On the controversial look-back call:
“I can’t explain it, I don’t know. It was unexplainable. We know the rule. I think if you look back, and some of the people that are on the rules committee that invented the rule, the Washington Huskies kind of made that rule happen in 1997-98. The rule was interpreted the way it was interpreted, saying that Jenn (Salling) stopped while the ball was in the circle with the pitcher in possession of the ball, and she didn’t (stop). She was en route, she had to stop and not go home and she tried to go back to third. I can’t explain it, it’s weird. I don’t know if they really knew. But, I like how we responded from it — get over it and get on with the game.”
On the controversial play at the plate in which Amanda Fleischman was called out in the third inning:
“I just didn’t see that she had a route to go find home plate to slide into. Arguably so, the umpire said the catcher had possession of the ball and I don’t really know what possession of the ball means. It means you’re bobbling the ball? Does that mean you have possession? Maybe I need to go to an umpire clinic and become more knowledgeable of these things. It was just odd; weird.”

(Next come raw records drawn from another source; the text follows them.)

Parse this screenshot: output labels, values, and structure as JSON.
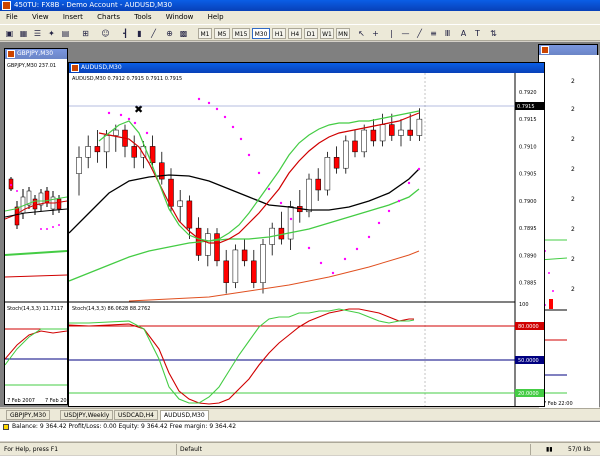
{
  "app": {
    "title": "450TU: FX8B - Demo Account - AUDUSD,M30"
  },
  "menu": [
    "File",
    "View",
    "Insert",
    "Charts",
    "Tools",
    "Window",
    "Help"
  ],
  "toolbar": {
    "timeframes": [
      "M1",
      "M5",
      "M15",
      "M30",
      "H1",
      "H4",
      "D1",
      "W1",
      "MN"
    ],
    "active_tf": "M30"
  },
  "windows": {
    "left": {
      "title": "GBPJPY,M30",
      "header": "GBPJPY,M30  237.01",
      "stoch_label": "Stoch(14,3,3) 11.7117",
      "dates": [
        "7 Feb 2007",
        "7 Feb 20"
      ]
    },
    "main": {
      "title": "AUDUSD,M30",
      "header": "AUDUSD,M30  0.7912 0.7915 0.7911 0.7915",
      "stoch_label": "Stoch(14,3,3) 86.0628 88.2762"
    },
    "behind": {
      "title": "",
      "date": "7 Feb 22:00"
    }
  },
  "tabs": [
    "GBPJPY,M30",
    "USDJPY,Weekly",
    "USDCAD,H4",
    "AUDUSD,M30"
  ],
  "active_tab": "AUDUSD,M30",
  "terminal": {
    "balance_line": "Balance: 9 364.42  Profit/Loss: 0.00  Equity: 9 364.42  Free margin: 9 364.42"
  },
  "status": {
    "help": "For Help, press F1",
    "profile": "Default",
    "traffic": "57/0 kb"
  },
  "colors": {
    "bull": "#ffffff",
    "bear": "#ff0000",
    "ma_red": "#d00000",
    "ma_green": "#44cc44",
    "ma_black": "#000000",
    "sar": "#ff00ff",
    "stoch_main": "#d00000",
    "stoch_signal": "#44cc44"
  },
  "chart_data": {
    "type": "candlestick",
    "symbol": "AUDUSD",
    "timeframe": "M30",
    "price_ticks": [
      "0.7920",
      "0.7915",
      "0.7910",
      "0.7905",
      "0.7900",
      "0.7895",
      "0.7890",
      "0.7885"
    ],
    "ylim": [
      0.7882,
      0.7922
    ],
    "current_price": "0.7915",
    "candles": [
      [
        0.7905,
        0.791,
        0.7901,
        0.7908
      ],
      [
        0.7908,
        0.7912,
        0.7906,
        0.791
      ],
      [
        0.791,
        0.7913,
        0.7907,
        0.7909
      ],
      [
        0.7909,
        0.7913,
        0.7906,
        0.7912
      ],
      [
        0.7912,
        0.7914,
        0.7909,
        0.7913
      ],
      [
        0.7913,
        0.7914,
        0.7908,
        0.791
      ],
      [
        0.791,
        0.7912,
        0.7906,
        0.7908
      ],
      [
        0.7908,
        0.7911,
        0.7906,
        0.791
      ],
      [
        0.791,
        0.7912,
        0.7906,
        0.7907
      ],
      [
        0.7907,
        0.7909,
        0.7903,
        0.7904
      ],
      [
        0.7904,
        0.7906,
        0.7898,
        0.7899
      ],
      [
        0.7899,
        0.7902,
        0.7896,
        0.79
      ],
      [
        0.79,
        0.7901,
        0.7893,
        0.7895
      ],
      [
        0.7895,
        0.7897,
        0.7889,
        0.789
      ],
      [
        0.789,
        0.7895,
        0.7888,
        0.7894
      ],
      [
        0.7894,
        0.7895,
        0.7888,
        0.7889
      ],
      [
        0.7889,
        0.7891,
        0.7883,
        0.7885
      ],
      [
        0.7885,
        0.7892,
        0.7884,
        0.7891
      ],
      [
        0.7891,
        0.7893,
        0.7888,
        0.7889
      ],
      [
        0.7889,
        0.7891,
        0.7884,
        0.7885
      ],
      [
        0.7885,
        0.7893,
        0.7883,
        0.7892
      ],
      [
        0.7892,
        0.7896,
        0.789,
        0.7895
      ],
      [
        0.7895,
        0.7898,
        0.7892,
        0.7893
      ],
      [
        0.7893,
        0.79,
        0.7891,
        0.7899
      ],
      [
        0.7899,
        0.7902,
        0.7896,
        0.7898
      ],
      [
        0.7898,
        0.7905,
        0.7897,
        0.7904
      ],
      [
        0.7904,
        0.7906,
        0.79,
        0.7902
      ],
      [
        0.7902,
        0.7909,
        0.7901,
        0.7908
      ],
      [
        0.7908,
        0.791,
        0.7905,
        0.7906
      ],
      [
        0.7906,
        0.7912,
        0.7905,
        0.7911
      ],
      [
        0.7911,
        0.7913,
        0.7908,
        0.7909
      ],
      [
        0.7909,
        0.7914,
        0.7908,
        0.7913
      ],
      [
        0.7913,
        0.7915,
        0.791,
        0.7911
      ],
      [
        0.7911,
        0.7916,
        0.791,
        0.7914
      ],
      [
        0.7914,
        0.7916,
        0.7911,
        0.7912
      ],
      [
        0.7912,
        0.7915,
        0.791,
        0.7913
      ],
      [
        0.7913,
        0.7916,
        0.7911,
        0.7912
      ],
      [
        0.7912,
        0.7917,
        0.7911,
        0.7915
      ]
    ],
    "stoch_levels": [
      "80.0000",
      "50.0000",
      "20.0000"
    ]
  }
}
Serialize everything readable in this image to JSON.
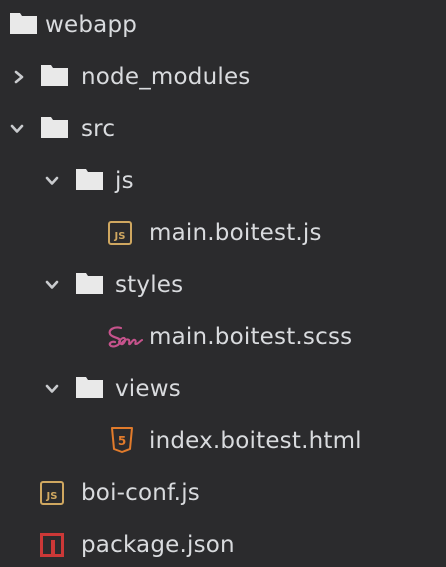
{
  "tree": {
    "root": {
      "label": "webapp",
      "icon": "folder-icon"
    },
    "items": [
      {
        "label": "node_modules",
        "icon": "folder-icon",
        "state": "collapsed"
      },
      {
        "label": "src",
        "icon": "folder-icon",
        "state": "expanded"
      },
      {
        "label": "js",
        "icon": "folder-icon",
        "state": "expanded"
      },
      {
        "label": "main.boitest.js",
        "icon": "javascript-file-icon",
        "badge": "JS"
      },
      {
        "label": "styles",
        "icon": "folder-icon",
        "state": "expanded"
      },
      {
        "label": "main.boitest.scss",
        "icon": "sass-file-icon"
      },
      {
        "label": "views",
        "icon": "folder-icon",
        "state": "expanded"
      },
      {
        "label": "index.boitest.html",
        "icon": "html5-file-icon",
        "badge": "5"
      },
      {
        "label": "boi-conf.js",
        "icon": "javascript-file-icon",
        "badge": "JS"
      },
      {
        "label": "package.json",
        "icon": "npm-file-icon"
      }
    ]
  },
  "colors": {
    "background": "#2b2b2d",
    "text": "#d9dbde",
    "folder": "#e9e9e9",
    "javascript": "#cfa760",
    "sass": "#c6538c",
    "html5": "#e17b2b",
    "npm": "#cb3837"
  }
}
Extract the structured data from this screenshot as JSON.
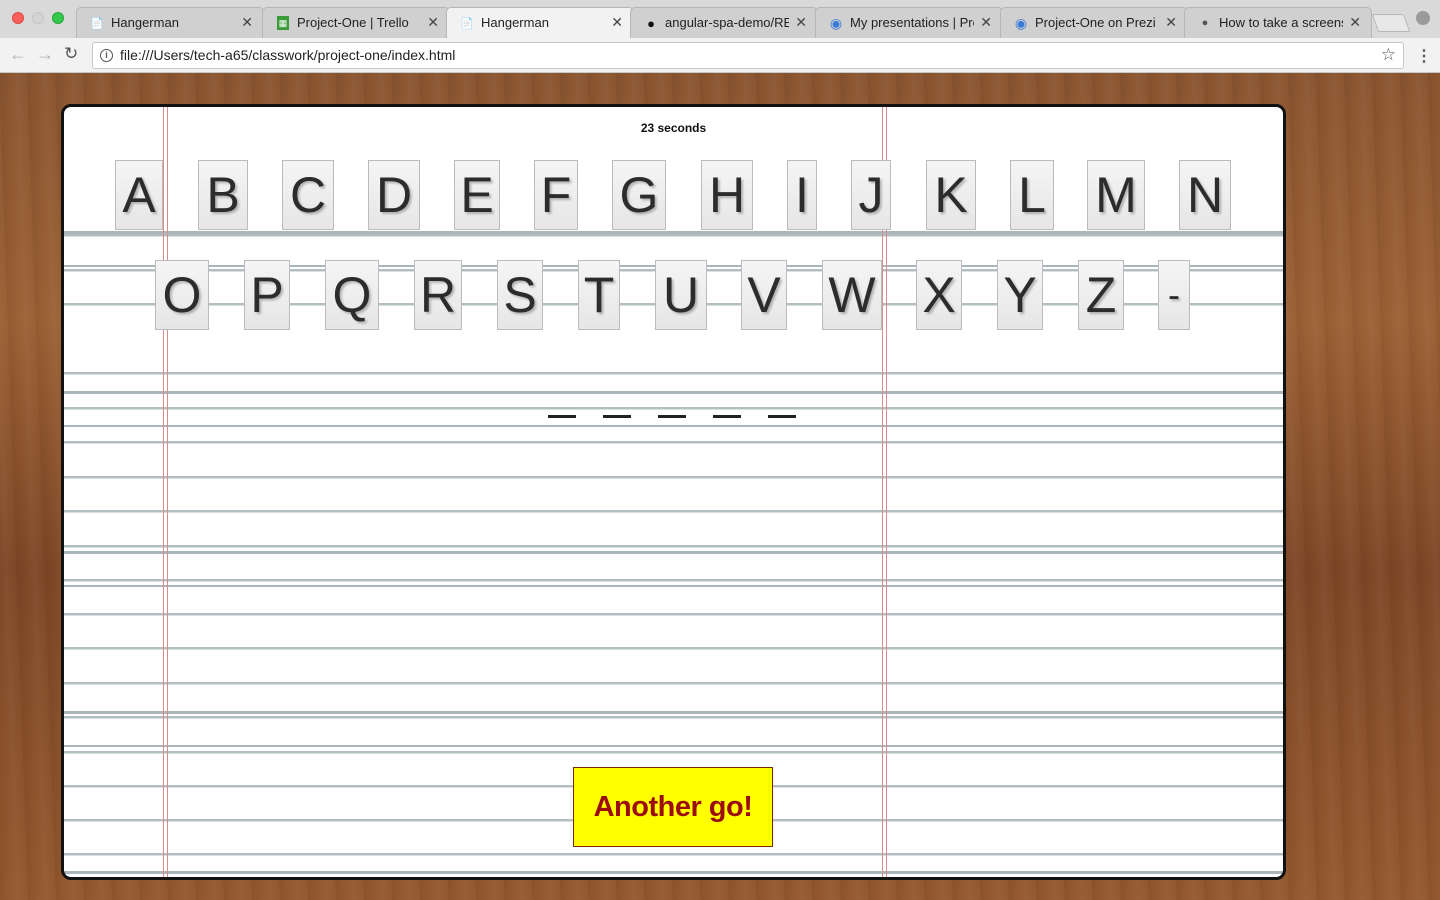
{
  "browser": {
    "tabs": [
      {
        "title": "Hangerman",
        "icon": "page-icon",
        "active": false
      },
      {
        "title": "Project-One | Trello",
        "icon": "trello-icon",
        "active": false
      },
      {
        "title": "Hangerman",
        "icon": "page-icon",
        "active": true
      },
      {
        "title": "angular-spa-demo/REA",
        "icon": "github-icon",
        "active": false
      },
      {
        "title": "My presentations | Pre",
        "icon": "prezi-icon",
        "active": false
      },
      {
        "title": "Project-One on Prezi N",
        "icon": "prezi-icon",
        "active": false
      },
      {
        "title": "How to take a screensh",
        "icon": "apple-icon",
        "active": false
      }
    ],
    "url": "file:///Users/tech-a65/classwork/project-one/index.html"
  },
  "game": {
    "timer": "23 seconds",
    "letters_row1": [
      "A",
      "B",
      "C",
      "D",
      "E",
      "F",
      "G",
      "H",
      "I",
      "J",
      "K",
      "L",
      "M",
      "N"
    ],
    "letters_row2": [
      "O",
      "P",
      "Q",
      "R",
      "S",
      "T",
      "U",
      "V",
      "W",
      "X",
      "Y",
      "Z",
      "-"
    ],
    "word_blanks": 5,
    "again_label": "Another go!"
  },
  "colors": {
    "button_bg": "#ffff00",
    "button_text": "#9b0d0d",
    "margin_line": "#d98c8c"
  }
}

On explaining her team’s three errors today:
“I don’t know; it’s weird. Uncharacteristic. Unfortunately at the wrong time.”
WASHINGTON SENIOR PITCHER DANIELLE LAWRIE
On her career coming to an end at Washington:
“Obviously it’s a tough one. I think the biggest thing that I’ll take from it is that I’m just proud to say that I went to the University of Washington. I helped them go to their first national championship. I was just a part of something that’s very unique and I’m leaving at peace. I’m OK with it. I mean, obviously I’m upset, but the stress that I’ve been putting on myself lately — I wanted to win, but right now I’m at peace and I’m happy. I’m disappointed we lost, but at the end of the day it was a good five years.”